REl - 0600381-36.2024.6.21.0062 - Voto Relator(a) - Sessão: 28/08/2025 00:00 a 29/08/2025 23:59

VOTO

ADMISSIBILIDADE

O recurso mostra-se tempestivo, visto que a intimação da sentença recorrida ocorrera em 02.12.2024, e o recurso foi interposto em 05.12.2024.

Mostrando-se adequado e preenchidos os demais pressupostos recursais, conheço do apelo e passo a analisar o mérito do recurso.

 

PRELIMINAR

Antes de adentrar no mérito do recurso, deve-se analisar a admissão dos documentos apresentados após a interposição do recurso eleitoral. E mais, a apresentação de manifestação e documento após recurso e parecer da Procuradoria Regional Eleitoral.

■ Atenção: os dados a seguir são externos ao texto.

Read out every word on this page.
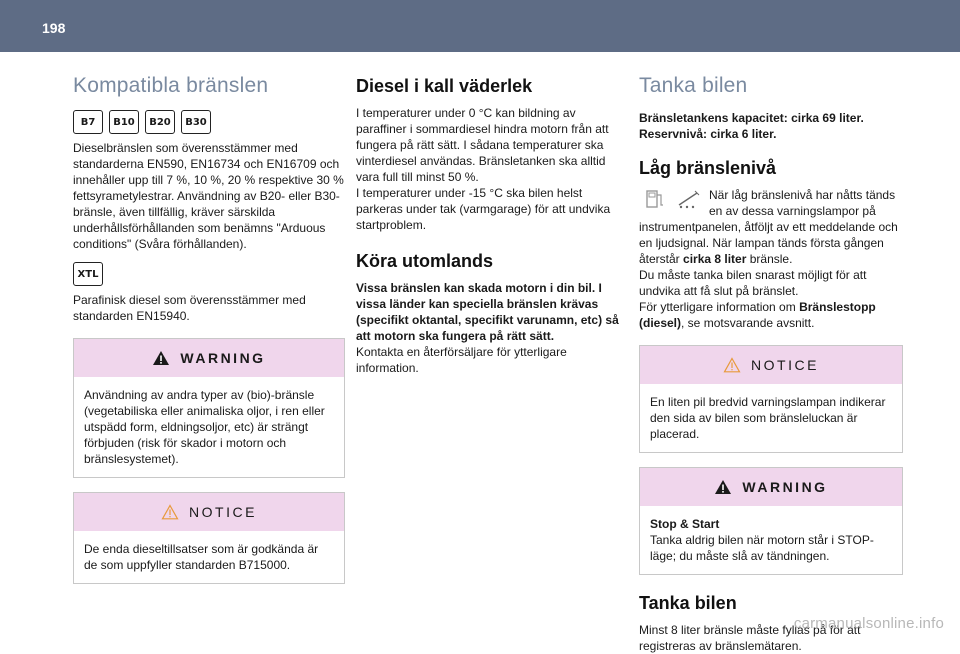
198
Kompatibla bränslen
B7	B10	B20	B30

Dieselbränslen som överensstämmer med standarderna EN590, EN16734 och EN16709 och innehåller upp till 7 %, 10 %, 20 % respektive 30 % fettsyrametylestrar. Användning av B20- eller B30-bränsle, även tillfällig, kräver särskilda underhållsförhållanden som benämns "Arduous conditions" (Svåra förhållanden).

XTL

Parafinisk diesel som överensstämmer med standarden EN15940.

WARNING

Användning av andra typer av (bio)-bränsle (vegetabiliska eller animaliska oljor, i ren eller utspädd form, eldningsoljor, etc) är strängt förbjuden (risk för skador i motorn och bränslesystemet).

NOTICE

De enda dieseltillsatser som är godkända är de som uppfyller standarden B715000.

Diesel i kall väderlek

I temperaturer under 0 °C kan bildning av paraffiner i sommardiesel hindra motorn från att fungera på rätt sätt. I sådana temperaturer ska vinterdiesel användas. Bränsletanken ska alltid vara full till minst 50 %.
I temperaturer under -15 °C ska bilen helst parkeras under tak (varmgarage) för att undvika startproblem.

Köra utomlands

Vissa bränslen kan skada motorn i din bil. I vissa länder kan speciella bränslen krävas (specifikt oktantal, specifikt varunamn, etc) så att motorn ska fungera på rätt sätt.

Kontakta en återförsäljare för ytterligare information.

Tanka bilen

Bränsletankens kapacitet: cirka 69 liter.

Reservnivå: cirka 6 liter.

Låg bränslenivå

När låg bränslenivå har nåtts tänds en av dessa varningslampor på instrumentpanelen, åtföljt av ett meddelande och en ljudsignal. När lampan tänds första gången återstår cirka 8 liter bränsle.

Du måste tanka bilen snarast möjligt för att undvika att få slut på bränslet.

För ytterligare information om Bränslestopp (diesel), se motsvarande avsnitt.

NOTICE

En liten pil bredvid varningslampan indikerar den sida av bilen som bränsleluckan är placerad.

WARNING

Stop & Start

Tanka aldrig bilen när motorn står i STOP-läge; du måste slå av tändningen.

Tanka bilen

Minst 8 liter bränsle måste fyllas på för att registreras av bränslemätaren.

carmanualsonline.info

Quanto ao primeiro ponto, consigno que, no âmbito dos processos de prestação de contas de campanha, este Tribunal Regional Eleitoral tem concluído, em casos excepcionais, com respaldo no art. 266, caput, do Código Eleitoral, pela aceitação de novos documentos, não submetidos a exame do primeiro grau de jurisdição, quando sua simples leitura, ictu primo oculi, pode sanar irregularidades e não há necessidade de nova análise técnica.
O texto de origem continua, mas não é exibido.